The OOXML editing primitives in ppt_craft provide a low-level, direct manipulation layer for PowerPoint files, bypassing high-level abstractions to ensure byte-equal round-trips and full feature parity with desktop PowerPoint 1. This package operates by loading the .pptx as a mutable in-memory ZIP archive, enumerating parts via [Content_Types].xml to avoid hardcoded path assumptions, and applying surgical XML mutations using lxml 2. It handles slide geometry, text content, native chart insertion, and theme properties while enforcing strict validation against geometry bounds and placeholder residue 1.

The core entry point is load(), which reads a .pptx file into a PptxPackage dataclass containing two dictionaries: parts (mapping zip paths to raw bytes) and zinfos (preserving original ZipInfo metadata like compression level and modification time) 2. This structure allows for replace() operations and to_bytes() repackaging that maintains byte-equal fidelity.

Crucially, the system never assumes standard part names like theme1.xml or slideMaster1.xml. Instead, enumerate_parts() parses [Content_Types].xml to dynamically discover all themes, masters, layouts, slides, and charts. This is vital for multi-master decks where multiple theme files exist.

Slide geometry is not assumed; slide_size_emu() explicitly reads <p:sldSz> from ppt/presentation.xml to determine canvas dimensions in EMUs, falling back to widescreen defaults only if the element is missing.

Slide editing is handled in slide_edit.py, which operates directly on lxml roots in-place 3. Shapes are located by their id attribute via find_shape_by_id(), searching <p:sp>, <p:graphicFrame>, and <p:pic> elements.

Text manipulation is granular. apply_paragraphs() replaces the entire text body of a shape, preserving <a:bodyPr> and <a:lstStyle> while nuking existing <a:p> elements. It constructs runs with specific formatting (bold, italic, size, color) using _build_run_xml(). For targeted updates, set_run_text() allows in-place modification of specific <a:t> elements by paragraph and run index.

Geometry manipulation is achieved via move_shape(), which sets <a:off> (position) and <a:ext> (size) attributes within the shape’s <a:xfrm> element. shape_bbox_emu() retrieves the current bounding box (x, y, cx, cy) for layout calculations.

Chart handling in charts.py delegates to python-pptx rather than hand-rolling XML 4. This is because bespoke lxml generation fails to produce the embedded Excel workbook and c:externalData link required for the “Edit Data” feature in desktop PowerPoint.

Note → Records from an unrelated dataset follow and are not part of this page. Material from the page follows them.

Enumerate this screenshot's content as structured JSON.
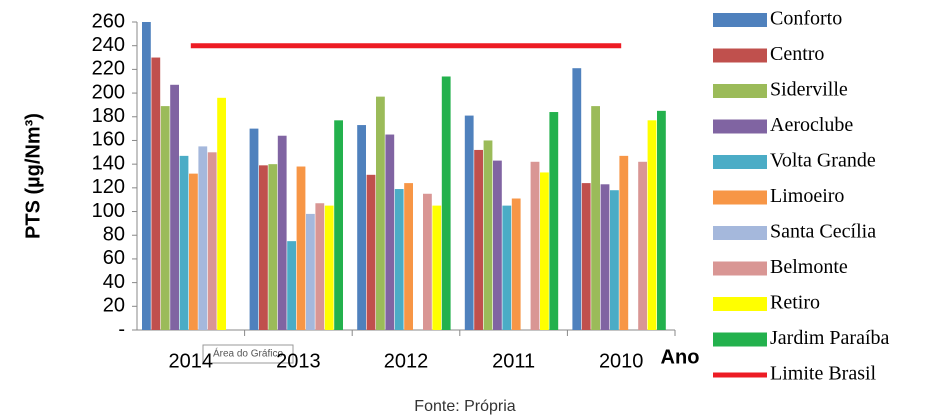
{
  "chart_data": {
    "type": "bar",
    "ylabel": "PTS (µg/Nm³)",
    "xlabel": "Ano",
    "source": "Fonte: Própria",
    "annotation": "Área do Gráfico",
    "categories": [
      "2014",
      "2013",
      "2012",
      "2011",
      "2010"
    ],
    "ylim": [
      0,
      260
    ],
    "yticks": [
      {
        "value": 0,
        "label": "-"
      },
      20,
      40,
      60,
      80,
      100,
      120,
      140,
      160,
      180,
      200,
      220,
      240,
      260
    ],
    "series": [
      {
        "name": "Conforto",
        "color": "#4f81bd",
        "values": [
          260,
          170,
          173,
          181,
          221
        ]
      },
      {
        "name": "Centro",
        "color": "#c0504d",
        "values": [
          230,
          139,
          131,
          152,
          124
        ]
      },
      {
        "name": "Siderville",
        "color": "#9bbb59",
        "values": [
          189,
          140,
          197,
          160,
          189
        ]
      },
      {
        "name": "Aeroclube",
        "color": "#8064a2",
        "values": [
          207,
          164,
          165,
          143,
          123
        ]
      },
      {
        "name": "Volta Grande",
        "color": "#4bacc6",
        "values": [
          147,
          75,
          119,
          105,
          118
        ]
      },
      {
        "name": "Limoeiro",
        "color": "#f79646",
        "values": [
          132,
          138,
          124,
          111,
          147
        ]
      },
      {
        "name": "Santa Cecília",
        "color": "#a5b8dc",
        "values": [
          155,
          98,
          null,
          null,
          null
        ]
      },
      {
        "name": "Belmonte",
        "color": "#d99694",
        "values": [
          150,
          107,
          115,
          142,
          142
        ]
      },
      {
        "name": "Retiro",
        "color": "#ffff00",
        "values": [
          196,
          105,
          105,
          133,
          177
        ]
      },
      {
        "name": "Jardim Paraíba",
        "color": "#23b14d",
        "values": [
          null,
          177,
          214,
          184,
          185
        ]
      },
      {
        "name": "Limite Brasil",
        "type": "line",
        "color": "#ed1c24",
        "values": [
          240,
          240,
          240,
          240,
          240
        ]
      }
    ]
  }
}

add_chart_to_slide() maps compact chart types (e.g., “bar”, “scatter”) to python-pptx enums and inserts the chart at specified EMU coordinates. It supports scatter plots using XyChartData and other types using CategoryChartData.

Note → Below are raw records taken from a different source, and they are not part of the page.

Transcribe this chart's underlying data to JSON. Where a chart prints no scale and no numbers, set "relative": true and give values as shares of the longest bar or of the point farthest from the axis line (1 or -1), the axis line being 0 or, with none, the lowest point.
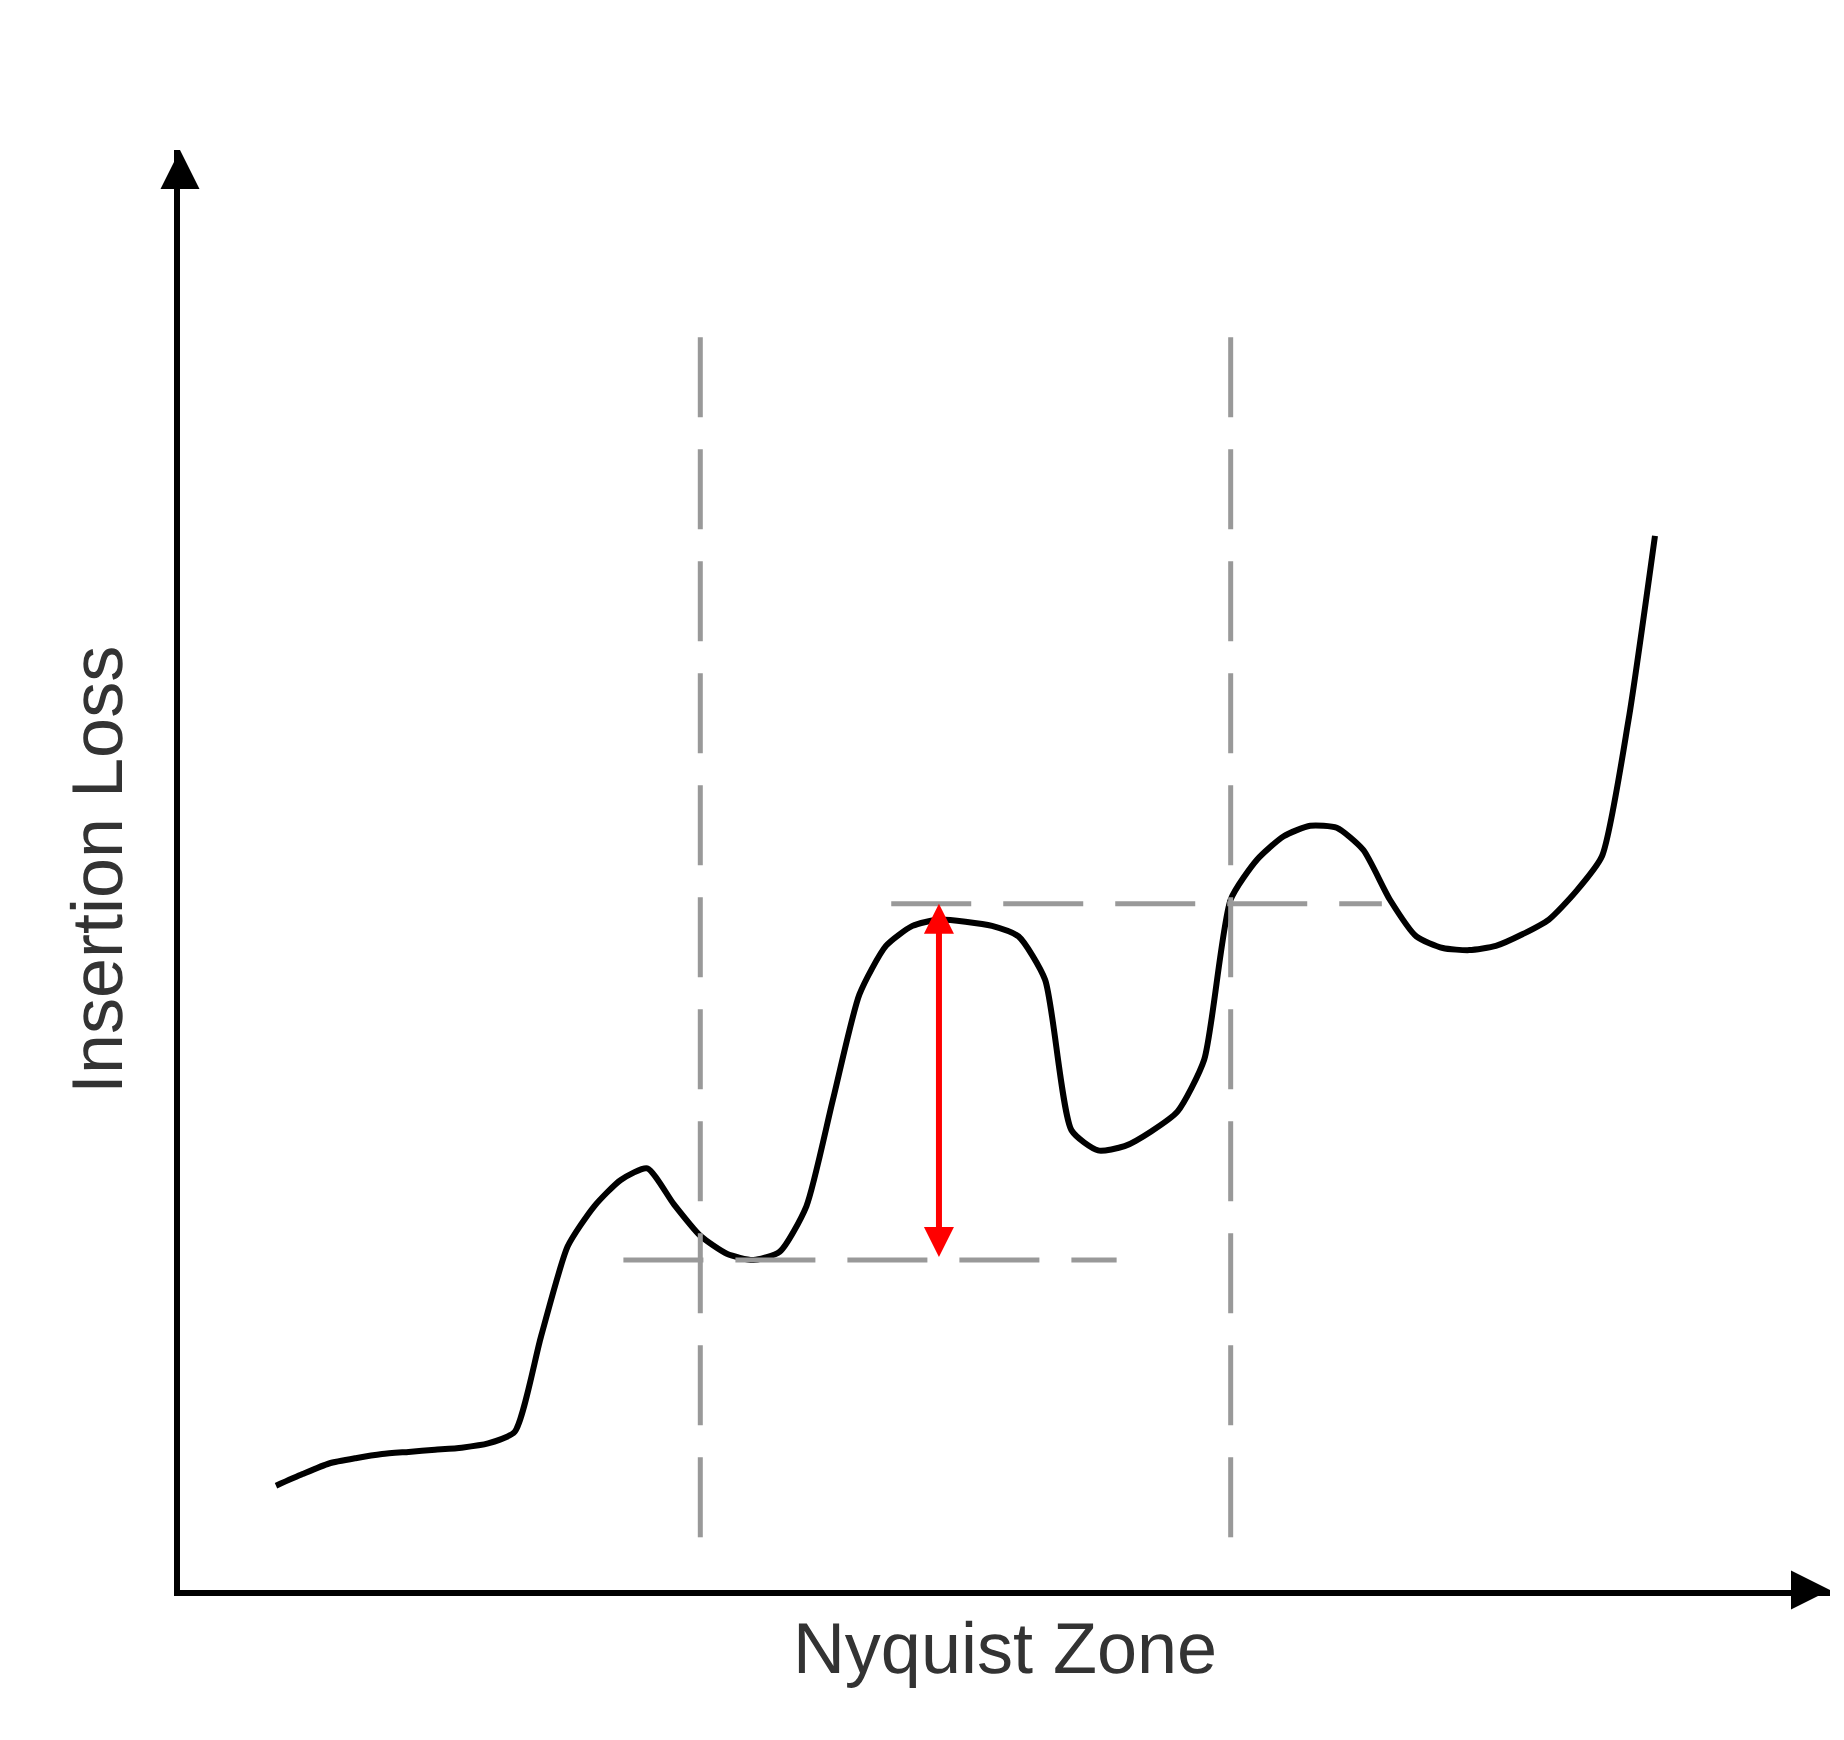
{
  "chart_data": {
    "type": "line",
    "relative": true,
    "xlabel": "Nyquist Zone",
    "ylabel": "Insertion Loss",
    "categories": [
      null,
      null,
      null,
      null,
      null,
      null,
      null,
      null,
      null,
      null,
      null,
      null,
      null,
      null,
      null,
      null,
      null,
      null,
      null,
      null,
      null,
      null,
      null,
      null,
      null,
      null,
      null,
      null,
      null,
      null,
      null,
      null,
      null,
      null,
      null,
      null,
      null,
      null,
      null,
      null,
      null,
      null,
      null,
      null,
      null,
      null,
      null,
      null,
      null,
      null,
      null,
      null,
      null
    ],
    "series": [
      {
        "color": "#000000",
        "values": [
          0.099,
          0.11,
          0.12,
          0.125,
          0.129,
          0.131,
          0.133,
          0.135,
          0.139,
          0.15,
          0.241,
          0.326,
          0.364,
          0.389,
          0.4,
          0.366,
          0.336,
          0.319,
          0.313,
          0.321,
          0.364,
          0.465,
          0.565,
          0.611,
          0.63,
          0.636,
          0.634,
          0.63,
          0.62,
          0.579,
          0.436,
          0.417,
          0.421,
          0.435,
          0.454,
          0.503,
          0.655,
          0.693,
          0.715,
          0.725,
          0.723,
          0.702,
          0.655,
          0.62,
          0.609,
          0.607,
          0.611,
          0.622,
          0.636,
          0.662,
          0.696,
          0.825,
          1.0
        ]
      }
    ],
    "ref_lines": [
      {
        "axis": "y",
        "value": 0.651,
        "color": "#999999",
        "line_style": "dashed"
      },
      {
        "axis": "y",
        "value": 0.313,
        "color": "#999999",
        "line_style": "dashed"
      }
    ],
    "tick_labels": false,
    "marker": "none",
    "line_style": "solid"
  }
}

After insertion, _recolour_series() performs a post-pass on the chart’s XML (<c:ser> elements) to apply theme palette colors directly to <a:solidFill> elements, bypassing python-pptx’s high-level formatting which may lose style for certain chart types.

Theme editing in theme_edit.py ensures that palette and font changes are applied to all theme parts in the deck, not just theme1.xml 5. This addresses a previous failure mode where multi-master decks were partially updated.

set_palette() iterates through all theme parts found by enumerate_parts(), locating <a:clrScheme> and rewriting slot values (e.g., “dk1”, “accent1”) to the provided hex palette. It normalizes existing color definitions to <a:srgbClr>.

set_fonts() similarly iterates through theme parts to update <a:fontScheme>, modifying <a:latin> typeface attributes for both major (heading) and minor (body) fonts.

The validate.py module provides geometry and placeholder validation without requiring a LibreOffice round-trip 6. It uses the deck-specific slide size from slide_size_emu() as the boundary for all checks.

validate_pptx() iterates through all slides and shapes, checking for:

  1. Placeholder Residue: Text matching patterns like “click to add” or “lorem ipsum”.
  2. Out-of-Bounds Shapes: Shapes whose bounding box extends beyond the slide canvas dimensions.
  3. Shape Overlaps: Shapes intersecting by more than 5% of the smaller shape’s area.

It returns a list of ValidationIssue objects detailing the code, slide ID, shape ID, message, and fix hints.